# Elegance International?



## kayla441 (Jan 7, 2007)

I've been looking into many Los Angeles makeup schools and im having difficulty finding one, moreso figuring out which ones are better than others.
I dont konw why but elegance international has really caught my eye
can anyone tell me something about this school?
or do any of you have any recommendations school-wise?
do you think a school's reputation is important and can be a catalyst as far as getting hired in any part of the industry?


----------



## Bernadette (Jan 7, 2007)

When I was looking into schools I was pretty much set on MUD but this was five years ago.
I do know a woman that went to Joe Blasco that now works on the Tyra Banks show and last I heard was waiting to hear about Next Top Model.
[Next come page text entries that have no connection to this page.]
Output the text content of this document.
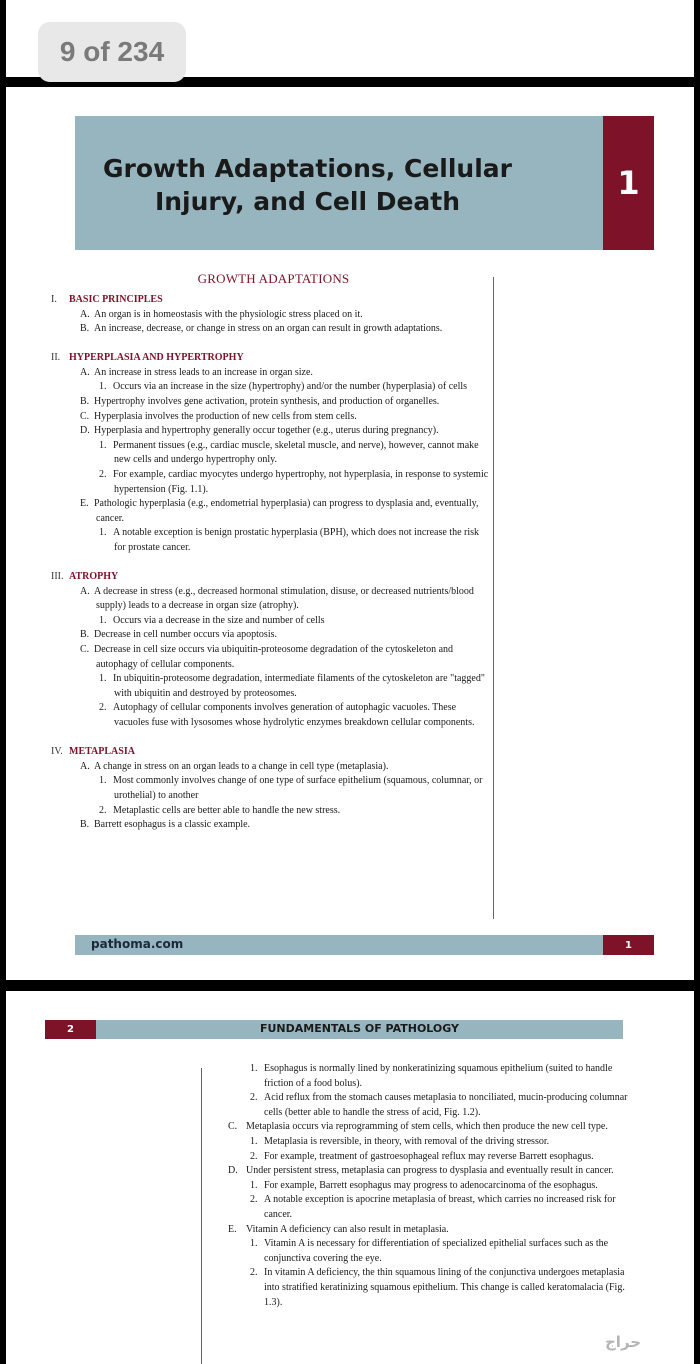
9 of 234
Growth Adaptations, Cellular
Injury, and Cell Death	1
GROWTH ADAPTATIONS
I. BASIC PRINCIPLES
A. An organ is in homeostasis with the physiologic stress placed on it.
B. An increase, decrease, or change in stress on an organ can result in growth adaptations.
II. HYPERPLASIA AND HYPERTROPHY
A. An increase in stress leads to an increase in organ size.
1. Occurs via an increase in the size (hypertrophy) and/or the number (hyperplasia) of cells
B. Hypertrophy involves gene activation, protein synthesis, and production of organelles.
C. Hyperplasia involves the production of new cells from stem cells.
D. Hyperplasia and hypertrophy generally occur together (e.g., uterus during pregnancy).
1. Permanent tissues (e.g., cardiac muscle, skeletal muscle, and nerve), however, cannot make new cells and undergo hypertrophy only.
2. For example, cardiac myocytes undergo hypertrophy, not hyperplasia, in response to systemic hypertension (Fig. 1.1).
E. Pathologic hyperplasia (e.g., endometrial hyperplasia) can progress to dysplasia and, eventually, cancer.
1. A notable exception is benign prostatic hyperplasia (BPH), which does not increase the risk for prostate cancer.
III. ATROPHY
A. A decrease in stress (e.g., decreased hormonal stimulation, disuse, or decreased nutrients/blood supply) leads to a decrease in organ size (atrophy).
1. Occurs via a decrease in the size and number of cells
B. Decrease in cell number occurs via apoptosis.
C. Decrease in cell size occurs via ubiquitin-proteosome degradation of the cytoskeleton and autophagy of cellular components.
1. In ubiquitin-proteosome degradation, intermediate filaments of the cytoskeleton are "tagged" with ubiquitin and destroyed by proteosomes.
2. Autophagy of cellular components involves generation of autophagic vacuoles. These vacuoles fuse with lysosomes whose hydrolytic enzymes breakdown cellular components.
IV. METAPLASIA
A. A change in stress on an organ leads to a change in cell type (metaplasia).
1. Most commonly involves change of one type of surface epithelium (squamous, columnar, or urothelial) to another
2. Metaplastic cells are better able to handle the new stress.
B. Barrett esophagus is a classic example.
pathoma.com	1
2	FUNDAMENTALS OF PATHOLOGY
1. Esophagus is normally lined by nonkeratinizing squamous epithelium (suited to handle friction of a food bolus).
2. Acid reflux from the stomach causes metaplasia to nonciliated, mucin-producing columnar cells (better able to handle the stress of acid, Fig. 1.2).
C. Metaplasia occurs via reprogramming of stem cells, which then produce the new cell type.
1. Metaplasia is reversible, in theory, with removal of the driving stressor.
2. For example, treatment of gastroesophageal reflux may reverse Barrett esophagus.
D. Under persistent stress, metaplasia can progress to dysplasia and eventually result in cancer.
1. For example, Barrett esophagus may progress to adenocarcinoma of the esophagus.
2. A notable exception is apocrine metaplasia of breast, which carries no increased risk for cancer.
E. Vitamin A deficiency can also result in metaplasia.
1. Vitamin A is necessary for differentiation of specialized epithelial surfaces such as the conjunctiva covering the eye.
2. In vitamin A deficiency, the thin squamous lining of the conjunctiva undergoes metaplasia into stratified keratinizing squamous epithelium. This change is called keratomalacia (Fig. 1.3).
حراج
I think a lot of that has to do with the shcool she went to, the people she met there and such.
Sorry that's all of the input I can give


----------



## jenii (Jan 11, 2007)

Quote:

   Originally Posted by *Bernadette* 

 
_I do know a woman that went to Joe Blasco that now works on the Tyra Banks show and last I heard was waiting to hear about Next Top Model._

 
Wow, that's keen! I'd like to go to Joe Blasco, because I knew people who'd gone there ages ago, and anytime I saw their makeup (or let them do mine), I was very impressed.

Plus, hey, if Blasco makes good cosmetics, I can imagine that the school is pretty good too!


----------